Zu Zeiten des Kalten Krieges standen die Beziehungen der Bundesrepublik zu ihrer Schutzmacht USA auf breitem Fundament. Doch das bröckelt seit dem Fall der Mauer. Auf beiden Seiten geht die alte Garde der Transatlantiker allmählich in Rente. Vielleicht aber hat sich das deutsch-amerikanische Verhältnis nicht verschlechtert - sondern normalisiert.

Von Moritz Küpper | 10.10.2012
    Der 3. Oktober, der Tag der deutschen Einheit, wird jedes Jahr auch in Washington gefeiert – und in diesem Jahr ist ein wirklich hochkarätiger Gast in die deutsche Botschaft gekommen. Timothy Geithner, der Finanzsminister der USA will ein deutliches Zeichen der deutsch-amerikanischen Freundschaft setzen.

    "Im Namen der amerikanischen Regierung: Es ist eine Ehre für mich heute dabei zu sein, bei der Feier des deutschen Tags der Wiedervereinigung."

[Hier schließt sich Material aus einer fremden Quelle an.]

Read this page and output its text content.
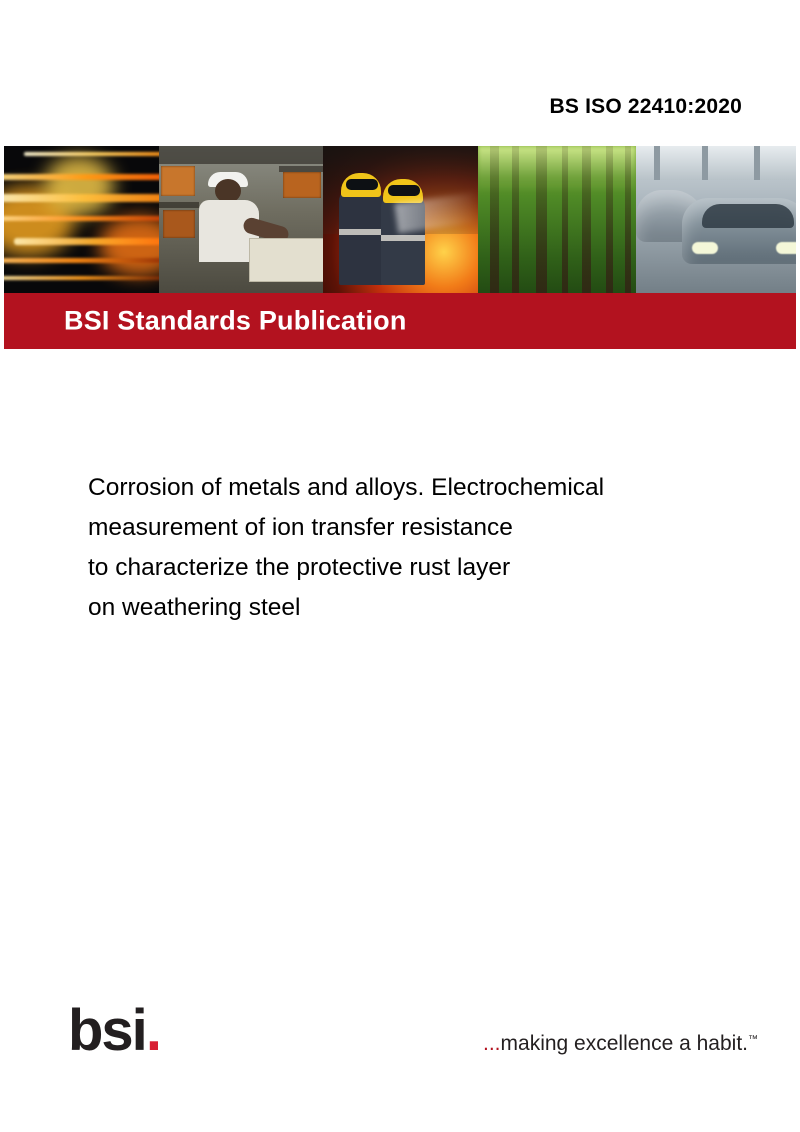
BS ISO 22410:2020
BSI Standards Publication
Corrosion of metals and alloys. Electrochemical
measurement of ion transfer resistance
to characterize the protective rust layer
on weathering steel
bsi.	...making excellence a habit.™
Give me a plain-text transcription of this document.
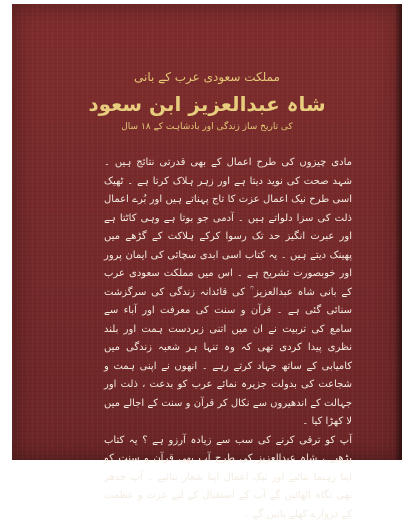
مملکت سعودی عرب کے بانی
شاہ عبدالعزیز ابن سعود
کی تاریخ ساز زندگی اور بادشاہت کے ۱۸ سال

مادی چیزوں کی طرح اعمال کے بھی قدرتی نتائج ہیں ۔ شہد صحت کی نوید دیتا ہے اور زہر ہلاک کرتا ہے ۔ ٹھیک اسی طرح نیک اعمال عزت کا تاج پہناتے ہیں اور بُرے اعمال ذلت کی سزا دلواتے ہیں ۔ آدمی جو بوتا ہے وہی کاٹتا ہے اور عبرت انگیز حد تک رسوا کرکے ہلاکت کے گڑھے میں پھینک دیتے ہیں ۔ یہ کتاب اسی ابدی سچائی کی ایمان پرور اور خوبصورت تشریح ہے ۔ اس میں مملکت سعودی عرب کے بانی شاہ عبدالعزیز ؒ کی قائدانہ زندگی کی سرگزشت سنائی گئی ہے ۔ قرآن و سنت کی معرفت اور آباء سے سامع کی تربیت نے ان میں اتنی زبردست ہمت اور بلند نظری پیدا کردی تھی کہ وہ تنہا ہر شعبہ زندگی میں کامیابی کے ساتھ جہاد کرتے رہے ۔ انھوں نے اپنی ہمت و شجاعت کی بدولت جزیرہ نمائے عرب کو بدعت ، ذلت اور جہالت کے اندھیروں سے نکال کر قرآن و سنت کے اجالے میں لا کھڑا کیا ۔

آپ کو ترقی کرنے کی سب سے زیادہ آرزو ہے ؟ یہ کتاب پڑھیے ، شاہ عبدالعزیز کی طرح آپ بھی قرآن و سنت کو اپنا رہنما بنائیے اور نیک اعمال اپنا شعار بنائیے ۔ آپ جدھر بھی نگاہ اٹھائیں گے آپ کے استقبال کے لیے عزت و عظمت کے دروازے کھلے پائیں گے ۔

    Mehr als eine Grußadresse ist das allerdings nicht. Geithner formuliert ein paar knappe Sätze: Ein allgemeines Bekenntnis zur Zusammenarbeit mit Deutschland, dazu eine persönliche Note bei der Schilderung seiner deutschen Wurzeln. Anders als beim Treffen mit Finanzminister Wolfgang Schäuble auf Sylt vor einigen Wochen hebt Geithner hier hervor, Deutschland werde in der Eurofinanzkrise sicher die Führung übernehmen und richtig handeln. Von den Meinungsverschiedenheiten, die in der Finanzkrise deutlich wurden, ist an diesem lauen Herbstabend nichts zu spüren. Es wäre auch zu spät. Ein deutsches Eingreifen hätte nun keine Auswirkungen mehr auf die US-Wirtschaft – und damit auf den US-Wahlkampf. Aber an diesem Abend steht das erste Fernsehduell zwischen Präsident Barack Obama und seinem Herausforderer Mitt Romney an. In wenigen Stunden wird es losgehen – und so beendet Geithner seine Rede nach exakt drei Minuten und 21 Sekunden.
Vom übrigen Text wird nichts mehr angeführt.